If we begin to play with film scripts or film scenes or songs, I want us to be at a point where we can work with them without being in awe of them, dazzled by false gods (or real ones for that matter). So we develop a company outlook by exploring strategies and aesthetics and various what-nots first, then we bite into the material. (We have to know how to protect ourselves when not working with “proven” material.)
On THE ART OF TELLING THE TRUTH. I want us to produce an evening (coffee house-ish, readings-ish) with the above ironic title and based on our work with that exercise. Last night has inspired me to try and create one (prepared, not improvised) and to write some more about ways of using and developing the exercise. [Ed. note: These comments, on approaching this exercise, have been broken out into their own post.]
I like the idea of an evening of our false memories. (Can we call it Falsies, bringing to mind mammaries? No?)
I like the idea of the infinite variety: are you/your character telling this memory to the assembled audience, or is the audience watching you tell it to someone else? At some other time?
I like the idea Marc brings up in his comments of the eventual performance piece being an untruth. Or even a delusion.

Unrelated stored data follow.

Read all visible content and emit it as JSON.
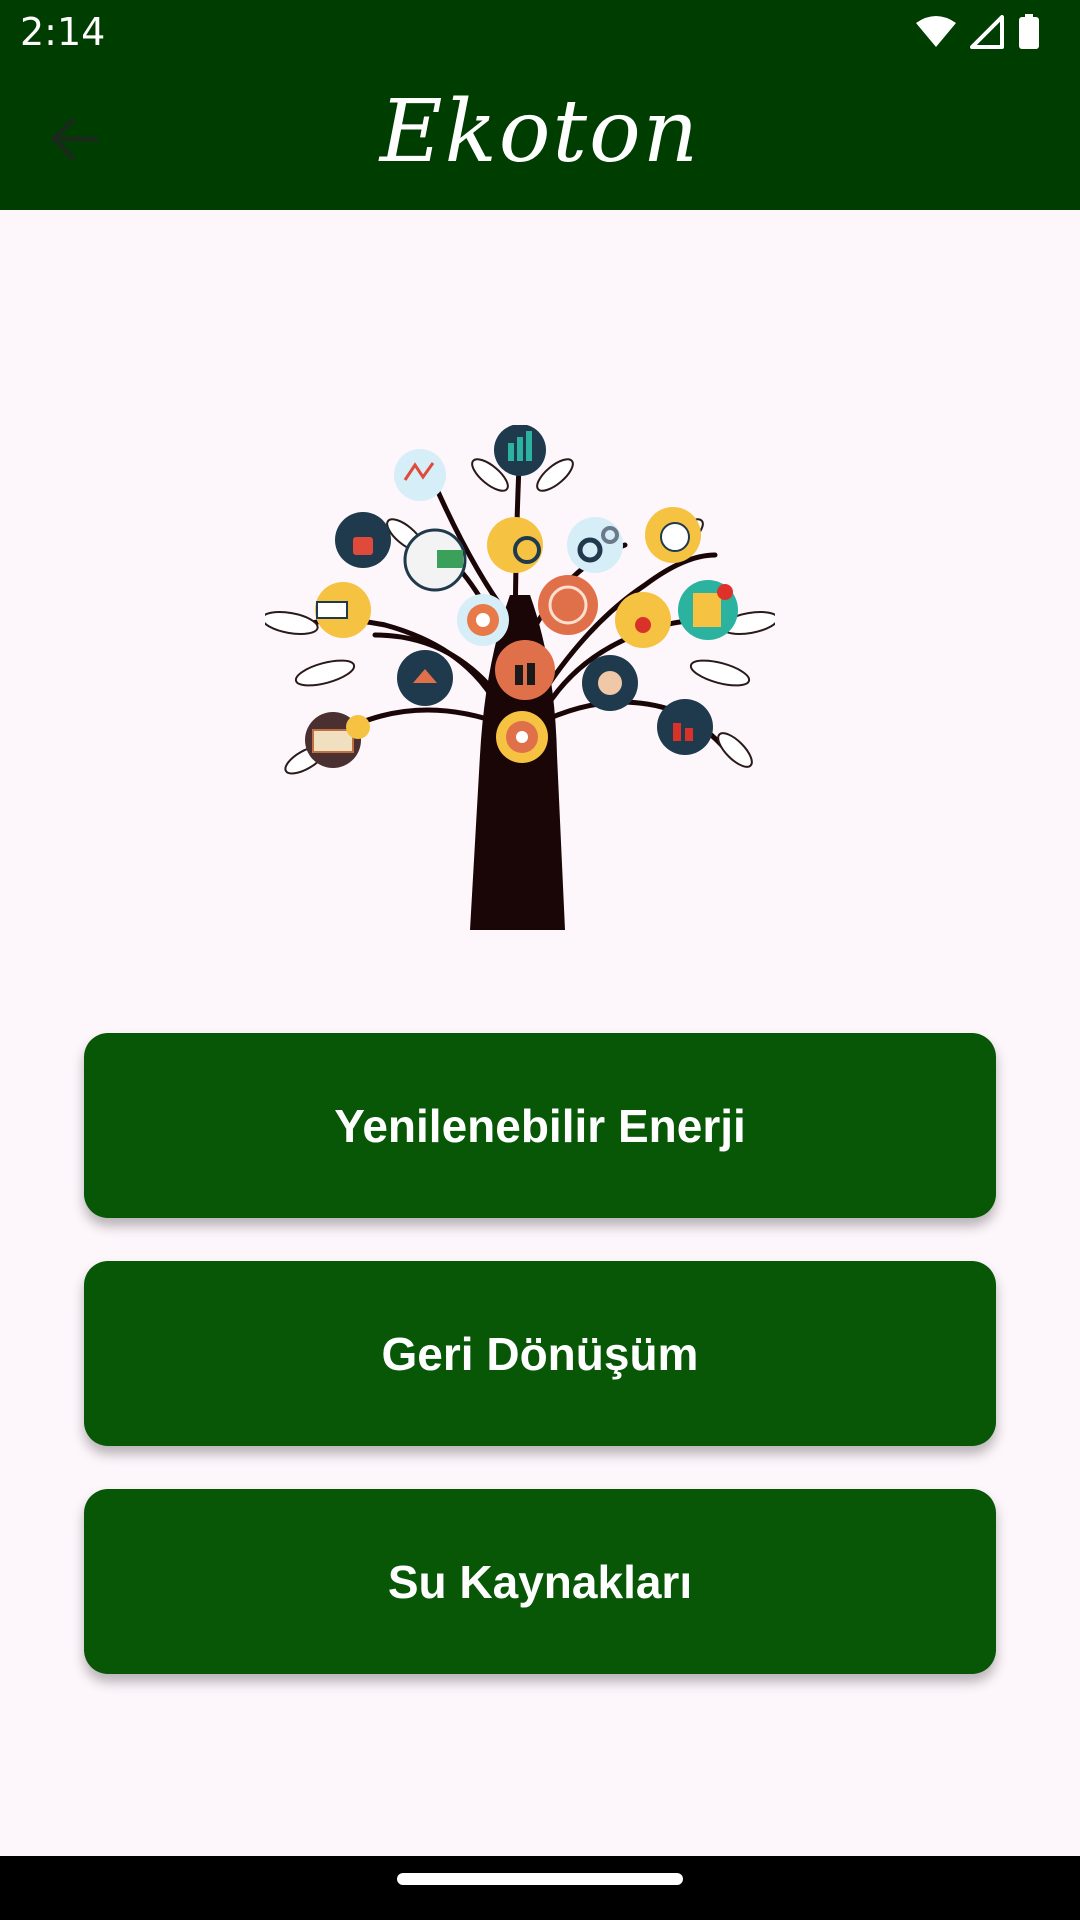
{
  "status_bar": {
    "time": "2:14",
    "icons": [
      "wifi-icon",
      "signal-icon",
      "battery-icon"
    ]
  },
  "app_bar": {
    "title": "Ekoton",
    "back_icon": "arrow-left-icon",
    "background": "#003d00"
  },
  "hero": {
    "image": "tree-of-business-icons-illustration"
  },
  "menu": {
    "buttons": [
      {
        "label": "Yenilenebilir Enerji"
      },
      {
        "label": "Geri Dönüşüm"
      },
      {
        "label": "Su Kaynakları"
      }
    ],
    "button_color": "#075707"
  }
}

On Marc’s comment, I like the idea of working with screenplay/script excerpts, but respect his point about the baggage we may carry about same. My proposed mitigation for this is to take scenes or scene fragments out of context, and experiment with replaying the same fragments multiple times with either no context or a new context we propose (or maybbe even draw out of a hat).
Imagine the climactic scene of A Few Good Men transferred to a dinner table discussion between mother and daughter? brothers? employee and employer? apocolyptic setting? Nazi Germany?
I am jealous… I say The Lacuna Group should transfer all operations to Dayton Ohio so that I can be a part of this.
If you have a space we can work in on Thursday nights, we may have to do that.
Ohio, home of Pere Ubu and Lacuna. Wow.
We have tons of open spaces on campus! Pere Ubu??? Nevermind… it is probably some band formed in the 70’s in Cleveland… Oh Marc… you are anything but predictable
Leadman David Thomas wanted to nod to Alfred Jarry’s character and acknowledge the fact that he, Thomas, was shaped like a pear, also like the original drawings of Pere Ubu. *Dub Housing* is my favorite album.